Now it is autumn again. Now the children are in school again. Except everything is different, as it is each new year. Every piece of the puzzle is shaken back out of the box and spread on the table to sort through again and reconstruct a picture of the whole.
This is a new season. It is the only one I have to live.
And isn’t that precisely the paradox? That the seasons which define our lives in time are not simply context and circumstance, two quick notes of Setting: at the top of the script.
Seasons are who we are today. We do not merely possess them or inhabit them. We become them.
So I am this season. I am this autumn of three children, ages 6, 4, and 1. I am this fall’s school schedule and writing rhythm. I am this September’s balance of work and home. I am this season’s tasks and questions, dones and undones.
October will announce itself in a week; the light will slip lower, sooner. The children will start dreaming of costumes and candy. The long, late summer that lingered an extra month will be tucked back in pages of the past.

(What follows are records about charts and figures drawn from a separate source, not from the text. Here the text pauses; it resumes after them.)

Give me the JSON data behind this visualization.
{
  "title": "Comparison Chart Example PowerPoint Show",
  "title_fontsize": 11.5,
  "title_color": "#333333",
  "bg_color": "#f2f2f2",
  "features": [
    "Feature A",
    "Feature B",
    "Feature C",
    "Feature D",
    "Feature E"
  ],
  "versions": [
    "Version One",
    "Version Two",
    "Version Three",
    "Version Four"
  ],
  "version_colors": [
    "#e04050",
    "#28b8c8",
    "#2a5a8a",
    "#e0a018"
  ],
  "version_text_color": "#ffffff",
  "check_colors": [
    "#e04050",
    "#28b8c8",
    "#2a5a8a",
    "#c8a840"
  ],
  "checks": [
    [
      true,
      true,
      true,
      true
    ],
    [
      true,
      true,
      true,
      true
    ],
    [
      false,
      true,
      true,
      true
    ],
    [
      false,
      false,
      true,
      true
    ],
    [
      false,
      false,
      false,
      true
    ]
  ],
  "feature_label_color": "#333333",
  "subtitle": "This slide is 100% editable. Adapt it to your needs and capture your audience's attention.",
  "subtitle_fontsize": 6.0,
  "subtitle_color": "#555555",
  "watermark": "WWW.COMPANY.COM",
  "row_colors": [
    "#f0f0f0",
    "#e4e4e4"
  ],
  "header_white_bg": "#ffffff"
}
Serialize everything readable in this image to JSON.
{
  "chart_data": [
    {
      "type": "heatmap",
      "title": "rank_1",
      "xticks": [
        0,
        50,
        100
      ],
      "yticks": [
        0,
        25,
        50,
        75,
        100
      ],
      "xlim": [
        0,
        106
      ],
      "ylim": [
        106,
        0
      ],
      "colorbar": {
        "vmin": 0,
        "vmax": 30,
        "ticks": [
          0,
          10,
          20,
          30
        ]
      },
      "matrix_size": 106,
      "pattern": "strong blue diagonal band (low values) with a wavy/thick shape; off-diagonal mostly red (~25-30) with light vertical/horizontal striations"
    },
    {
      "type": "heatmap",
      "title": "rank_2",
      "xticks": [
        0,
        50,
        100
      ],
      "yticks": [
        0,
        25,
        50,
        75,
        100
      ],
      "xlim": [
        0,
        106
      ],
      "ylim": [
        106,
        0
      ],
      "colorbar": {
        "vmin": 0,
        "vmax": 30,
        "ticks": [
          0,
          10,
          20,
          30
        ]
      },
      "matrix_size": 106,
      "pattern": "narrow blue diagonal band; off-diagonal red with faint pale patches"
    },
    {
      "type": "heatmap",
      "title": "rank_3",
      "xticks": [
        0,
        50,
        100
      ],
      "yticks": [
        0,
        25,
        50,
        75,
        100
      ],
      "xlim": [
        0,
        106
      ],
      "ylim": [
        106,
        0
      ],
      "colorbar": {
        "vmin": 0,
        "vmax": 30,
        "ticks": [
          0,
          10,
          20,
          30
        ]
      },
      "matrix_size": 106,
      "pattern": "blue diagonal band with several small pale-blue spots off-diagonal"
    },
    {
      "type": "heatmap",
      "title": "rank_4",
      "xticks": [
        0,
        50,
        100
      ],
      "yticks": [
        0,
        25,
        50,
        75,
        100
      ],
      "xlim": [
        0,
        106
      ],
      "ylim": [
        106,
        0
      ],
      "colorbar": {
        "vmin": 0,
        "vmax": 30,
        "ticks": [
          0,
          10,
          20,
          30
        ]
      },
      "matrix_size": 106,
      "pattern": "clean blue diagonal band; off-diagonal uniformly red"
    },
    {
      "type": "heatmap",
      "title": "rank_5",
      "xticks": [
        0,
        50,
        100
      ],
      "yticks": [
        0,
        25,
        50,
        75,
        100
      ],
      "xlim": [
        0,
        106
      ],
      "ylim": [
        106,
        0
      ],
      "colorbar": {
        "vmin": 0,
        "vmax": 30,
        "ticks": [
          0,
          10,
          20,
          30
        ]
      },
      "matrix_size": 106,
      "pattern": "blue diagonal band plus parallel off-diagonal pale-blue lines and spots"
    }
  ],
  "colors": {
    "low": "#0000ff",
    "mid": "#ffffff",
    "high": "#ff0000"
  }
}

We will each become another season, slowly, imperceptibly.
. . .
The baby took his first steps tonight. Right there in the kitchen, corn bubbling over on the stove, me chirping like a fool to coax him to walk, finally, walk, yes, you’ve got it, look, everyone, look!
And we all looked as he grinned, staggering and stumbling, his parents watching with delight, his brothers dancing around like eager elves.
Right there before dinner, one season ended. Another began.
We have seasons. This is exactly what we need.